Pembacaan : Amsal 1: 22

 

Bacaan Alkitab Setahun : Kejadian 28-30

 

"Berapa lama lagi, hai orang yang tak berpengalaman, kamu masih cinta kepada keadaanmu itu, pencemooh masih gemar kepada cemooh, dan orang bebal benci kepada pengetahuan?” (Ams. 1:22)

 

ORANG BEBAL. Kata yang paling umum digunakan untuk orang bodoh di Amsal adalah kata Ibrani kĕciyl, yang artinya keras kepala. Ciri utama orang bodoh adalah mereka punya pemikiran sendiri, bijaksana menurut pandangannya sendiri, tidak dapat mempelajari pengetahuan atau dikoreksi.

 

Psikolog anak Jerome Kagan menemukan bahwa anak-anak dilahirkan dengan salah satu dari tiga temperamen dasar yang menentukan bagaimana mereka merespons kesulitan secara naluriah. Beberapa anak merespons dengan kecemasan dan menarik diri, beberapa anak merespons dengan tindakan agresif dan tindakan tegas, dan beberapa anak merespons dengan optimisme dan upaya untuk menang dengan bersikap sosial dan ramah. Setiap respons default bekerja dengan baik dalam beberapa situasi. Namun, Kagan berpendapat jika orang tua tidak campur tangan, temperamen alami anak-anak akan mendominasi, dan mereka tidak akan belajar bagaimana bertindak dengan bijak dalam situasi di mana respons kebiasaan mereka tidak pantas atau bahkan berbahaya.
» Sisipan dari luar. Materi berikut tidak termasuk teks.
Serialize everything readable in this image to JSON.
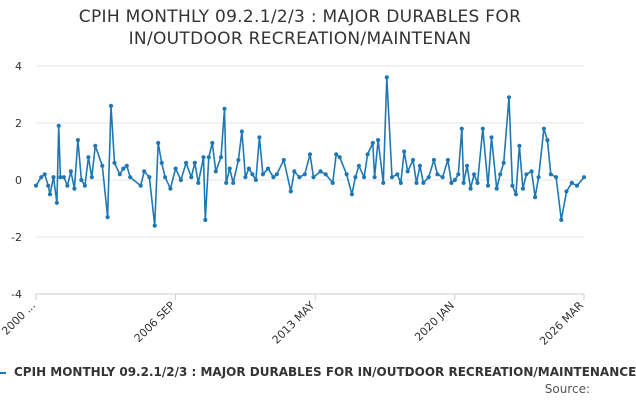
{
  "title_line1": "CPIH MONTHLY 09.2.1/2/3 : MAJOR DURABLES FOR",
  "title_line2": "IN/OUTDOOR RECREATION/MAINTENAN",
  "legend_label": "CPIH MONTHLY 09.2.1/2/3 : MAJOR DURABLES FOR IN/OUTDOOR RECREATION/MAINTENANCE",
  "source_label": "Source:",
  "colors": {
    "series": "#1f78b4",
    "grid": "#e6e6e6",
    "axis": "#cccccc",
    "text": "#333333"
  },
  "chart_data": {
    "type": "line",
    "title": "CPIH MONTHLY 09.2.1/2/3 : MAJOR DURABLES FOR IN/OUTDOOR RECREATION/MAINTENAN",
    "xlabel": "",
    "ylabel": "",
    "ylim": [
      -4,
      4
    ],
    "yticks": [
      -4,
      -2,
      0,
      2,
      4
    ],
    "ytick_labels": [
      "-4",
      "-2",
      "0",
      "2",
      "4"
    ],
    "xlim": [
      "2000-01",
      "2026-03"
    ],
    "xticks": [
      "2000-01",
      "2006-09",
      "2013-05",
      "2020-01",
      "2026-03"
    ],
    "xtick_labels": [
      "2000 ...",
      "2006 SEP",
      "2013 MAY",
      "2020 JAN",
      "2026 MAR"
    ],
    "grid": true,
    "legend": "bottom",
    "series": [
      {
        "name": "CPIH MONTHLY 09.2.1/2/3 : MAJOR DURABLES FOR IN/OUTDOOR RECREATION/MAINTENANCE",
        "points": [
          [
            "2000-01",
            -0.2
          ],
          [
            "2000-04",
            0.1
          ],
          [
            "2000-06",
            0.2
          ],
          [
            "2000-08",
            -0.2
          ],
          [
            "2000-09",
            -0.5
          ],
          [
            "2000-11",
            0.1
          ],
          [
            "2001-01",
            -0.8
          ],
          [
            "2001-02",
            1.9
          ],
          [
            "2001-03",
            0.1
          ],
          [
            "2001-05",
            0.1
          ],
          [
            "2001-07",
            -0.2
          ],
          [
            "2001-09",
            0.3
          ],
          [
            "2001-11",
            -0.3
          ],
          [
            "2002-01",
            1.4
          ],
          [
            "2002-03",
            0.0
          ],
          [
            "2002-05",
            -0.2
          ],
          [
            "2002-07",
            0.8
          ],
          [
            "2002-09",
            0.1
          ],
          [
            "2002-11",
            1.2
          ],
          [
            "2003-03",
            0.5
          ],
          [
            "2003-06",
            -1.3
          ],
          [
            "2003-08",
            2.6
          ],
          [
            "2003-10",
            0.6
          ],
          [
            "2004-01",
            0.2
          ],
          [
            "2004-03",
            0.4
          ],
          [
            "2004-05",
            0.5
          ],
          [
            "2004-07",
            0.1
          ],
          [
            "2005-01",
            -0.2
          ],
          [
            "2005-03",
            0.3
          ],
          [
            "2005-06",
            0.1
          ],
          [
            "2005-09",
            -1.6
          ],
          [
            "2005-11",
            1.3
          ],
          [
            "2006-01",
            0.6
          ],
          [
            "2006-03",
            0.1
          ],
          [
            "2006-06",
            -0.3
          ],
          [
            "2006-09",
            0.4
          ],
          [
            "2006-12",
            0.0
          ],
          [
            "2007-03",
            0.6
          ],
          [
            "2007-06",
            0.1
          ],
          [
            "2007-08",
            0.6
          ],
          [
            "2007-10",
            -0.1
          ],
          [
            "2008-01",
            0.8
          ],
          [
            "2008-02",
            -1.4
          ],
          [
            "2008-04",
            0.8
          ],
          [
            "2008-06",
            1.3
          ],
          [
            "2008-08",
            0.3
          ],
          [
            "2008-11",
            0.8
          ],
          [
            "2009-01",
            2.5
          ],
          [
            "2009-02",
            -0.1
          ],
          [
            "2009-04",
            0.4
          ],
          [
            "2009-06",
            -0.1
          ],
          [
            "2009-09",
            0.7
          ],
          [
            "2009-11",
            1.7
          ],
          [
            "2010-01",
            0.1
          ],
          [
            "2010-03",
            0.4
          ],
          [
            "2010-05",
            0.2
          ],
          [
            "2010-07",
            0.0
          ],
          [
            "2010-09",
            1.5
          ],
          [
            "2010-11",
            0.2
          ],
          [
            "2011-02",
            0.4
          ],
          [
            "2011-05",
            0.1
          ],
          [
            "2011-07",
            0.2
          ],
          [
            "2011-11",
            0.7
          ],
          [
            "2012-03",
            -0.4
          ],
          [
            "2012-05",
            0.3
          ],
          [
            "2012-08",
            0.1
          ],
          [
            "2012-11",
            0.2
          ],
          [
            "2013-02",
            0.9
          ],
          [
            "2013-04",
            0.1
          ],
          [
            "2013-08",
            0.3
          ],
          [
            "2013-11",
            0.2
          ],
          [
            "2014-03",
            -0.1
          ],
          [
            "2014-05",
            0.9
          ],
          [
            "2014-07",
            0.8
          ],
          [
            "2014-11",
            0.2
          ],
          [
            "2015-02",
            -0.5
          ],
          [
            "2015-04",
            0.1
          ],
          [
            "2015-06",
            0.5
          ],
          [
            "2015-09",
            0.1
          ],
          [
            "2015-11",
            0.9
          ],
          [
            "2016-02",
            1.3
          ],
          [
            "2016-03",
            0.1
          ],
          [
            "2016-05",
            1.4
          ],
          [
            "2016-08",
            -0.1
          ],
          [
            "2016-10",
            3.6
          ],
          [
            "2017-01",
            0.1
          ],
          [
            "2017-04",
            0.2
          ],
          [
            "2017-06",
            -0.1
          ],
          [
            "2017-08",
            1.0
          ],
          [
            "2017-10",
            0.3
          ],
          [
            "2018-01",
            0.7
          ],
          [
            "2018-03",
            -0.1
          ],
          [
            "2018-05",
            0.5
          ],
          [
            "2018-07",
            -0.1
          ],
          [
            "2018-10",
            0.1
          ],
          [
            "2019-01",
            0.7
          ],
          [
            "2019-03",
            0.2
          ],
          [
            "2019-06",
            0.1
          ],
          [
            "2019-09",
            0.7
          ],
          [
            "2019-11",
            -0.1
          ],
          [
            "2020-01",
            0.0
          ],
          [
            "2020-03",
            0.2
          ],
          [
            "2020-05",
            1.8
          ],
          [
            "2020-06",
            -0.1
          ],
          [
            "2020-08",
            0.5
          ],
          [
            "2020-10",
            -0.3
          ],
          [
            "2020-12",
            0.2
          ],
          [
            "2021-02",
            -0.1
          ],
          [
            "2021-05",
            1.8
          ],
          [
            "2021-08",
            -0.2
          ],
          [
            "2021-10",
            1.5
          ],
          [
            "2022-01",
            -0.3
          ],
          [
            "2022-03",
            0.2
          ],
          [
            "2022-05",
            0.6
          ],
          [
            "2022-08",
            2.9
          ],
          [
            "2022-10",
            -0.2
          ],
          [
            "2022-12",
            -0.5
          ],
          [
            "2023-02",
            1.2
          ],
          [
            "2023-04",
            -0.3
          ],
          [
            "2023-06",
            0.2
          ],
          [
            "2023-09",
            0.3
          ],
          [
            "2023-11",
            -0.6
          ],
          [
            "2024-01",
            0.1
          ],
          [
            "2024-04",
            1.8
          ],
          [
            "2024-06",
            1.4
          ],
          [
            "2024-08",
            0.2
          ],
          [
            "2024-11",
            0.1
          ],
          [
            "2025-02",
            -1.4
          ],
          [
            "2025-05",
            -0.4
          ],
          [
            "2025-08",
            -0.1
          ],
          [
            "2025-11",
            -0.2
          ],
          [
            "2026-03",
            0.1
          ]
        ]
      }
    ]
  }
}
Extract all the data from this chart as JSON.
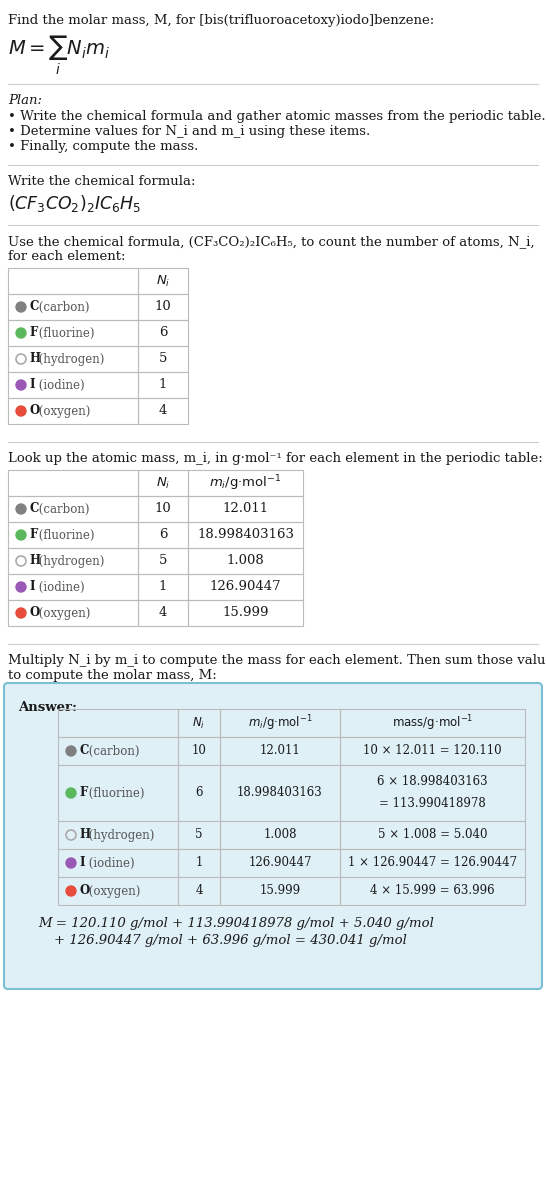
{
  "title_line": "Find the molar mass, M, for [bis(trifluoroacetoxy)iodo]benzene:",
  "plan_header": "Plan:",
  "plan_bullets": [
    "• Write the chemical formula and gather atomic masses from the periodic table.",
    "• Determine values for N_i and m_i using these items.",
    "• Finally, compute the mass."
  ],
  "formula_header": "Write the chemical formula:",
  "table1_intro_1": "Use the chemical formula, (CF₃CO₂)₂IC₆H₅, to count the number of atoms, N_i,",
  "table1_intro_2": "for each element:",
  "elements": [
    "C (carbon)",
    "F (fluorine)",
    "H (hydrogen)",
    "I (iodine)",
    "O (oxygen)"
  ],
  "element_symbols": [
    "C",
    "F",
    "H",
    "I",
    "O"
  ],
  "element_colors": [
    "#808080",
    "#5cb85c",
    "#ffffff",
    "#9b59b6",
    "#e74c3c"
  ],
  "element_hollow": [
    false,
    false,
    true,
    false,
    false
  ],
  "Ni_values": [
    "10",
    "6",
    "5",
    "1",
    "4"
  ],
  "mi_values": [
    "12.011",
    "18.998403163",
    "1.008",
    "126.90447",
    "15.999"
  ],
  "table2_intro": "Look up the atomic mass, m_i, in g·mol⁻¹ for each element in the periodic table:",
  "multiply_intro_1": "Multiply N_i by m_i to compute the mass for each element. Then sum those values",
  "multiply_intro_2": "to compute the molar mass, M:",
  "answer_label": "Answer:",
  "mass_col_line1": [
    "10 × 12.011 = 120.110",
    "6 × 18.998403163",
    "5 × 1.008 = 5.040",
    "1 × 126.90447 = 126.90447",
    "4 × 15.999 = 63.996"
  ],
  "mass_col_line2": [
    "",
    "= 113.990418978",
    "",
    "",
    ""
  ],
  "final_line1": "M = 120.110 g/mol + 113.990418978 g/mol + 5.040 g/mol",
  "final_line2": "+ 126.90447 g/mol + 63.996 g/mol = 430.041 g/mol",
  "bg_color": "#ffffff",
  "answer_bg": "#dff0f7",
  "answer_border": "#7cbfd4",
  "table_line_color": "#bbbbbb",
  "text_color": "#1a1a1a",
  "sep_line_color": "#cccccc",
  "fs_main": 9.5,
  "fs_small": 8.5,
  "fs_formula": 12.5
}
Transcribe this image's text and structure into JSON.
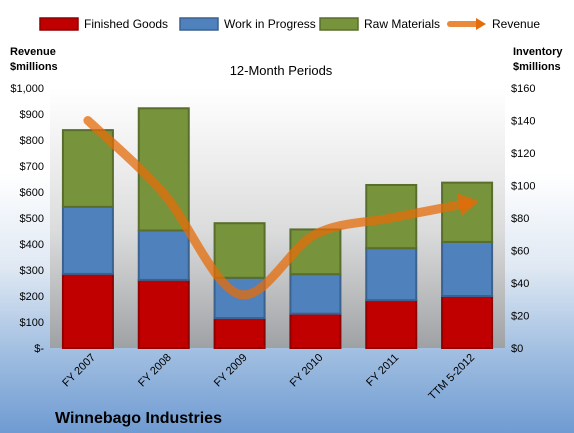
{
  "chart_data": {
    "type": "bar",
    "stacked": true,
    "subtitle": "12-Month Periods",
    "company": "Winnebago Industries",
    "y_left_title": [
      "Revenue",
      "$millions"
    ],
    "y_right_title": [
      "Inventory",
      "$millions"
    ],
    "categories": [
      "FY 2007",
      "FY 2008",
      "FY 2009",
      "FY 2010",
      "FY 2011",
      "TTM 5-2012"
    ],
    "series": [
      {
        "name": "Finished Goods",
        "axis": "left",
        "color": "#c00000",
        "values": [
          285,
          262,
          115,
          132,
          184,
          200
        ]
      },
      {
        "name": "Work in Progress",
        "axis": "left",
        "color": "#4f81bd",
        "values": [
          258,
          190,
          155,
          152,
          200,
          208
        ]
      },
      {
        "name": "Raw Materials",
        "axis": "left",
        "color": "#77933c",
        "values": [
          295,
          470,
          210,
          172,
          243,
          228
        ]
      },
      {
        "name": "Revenue",
        "axis": "right",
        "type": "line",
        "color": "#e46c0a",
        "values": [
          140,
          95,
          33,
          70,
          80,
          89
        ]
      }
    ],
    "ylim_left": [
      0,
      1000
    ],
    "ylim_right": [
      0,
      160
    ],
    "yticks_left": [
      "$-",
      "$100",
      "$200",
      "$300",
      "$400",
      "$500",
      "$600",
      "$700",
      "$800",
      "$900",
      "$1,000"
    ],
    "yticks_right": [
      "$0",
      "$20",
      "$40",
      "$60",
      "$80",
      "$100",
      "$120",
      "$140",
      "$160"
    ],
    "legend_position": "top",
    "grid": false
  }
}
Dengan kata lain, kita secara alami keras kepala dan tidak bijaksana. Budaya modern bersikeras bahwa kita harus membiarkan anak-anak menjadi dirinya sendiri, tetapi apa yang terasa paling alami bagi kita mungkin jadi bencana (22:15). Untuk menjadi bijaksana, mereka yang cemas harus belajar menjadi lebih berani, mereka yang berani, belajar untuk berhati-hati, dan mereka yang sangat “ekstrovert” untuk lebih berpikir. Hanya di dalam Yesus kita melihat seseorang yang tidak memiliki kebiasaan untuk memaksa atau menarik diri tetapi selalu menanggapi situasi dengan hikmat yang sempurna (Yohanes 11:23-25, 32-35).

 

Kapan Anda paling keras kepala dan paling tidak terbuka terhadap ide atau kritik baru?

 

Doa: Bapa, aku melihat Yesus menjalani hidup tanpa salah berkata-kata atau salah melangkah. Dia tahu persis kapan harus diam dan kapan harus berbicara, kapan harus mengoreksi dan kapan harus tegas. Betapa aku ingin seperti Dia! Tolong mulai ciptakan kembali hikmat-Nya dalam diriku, lewat Firman dan Roh-Mu. Amin.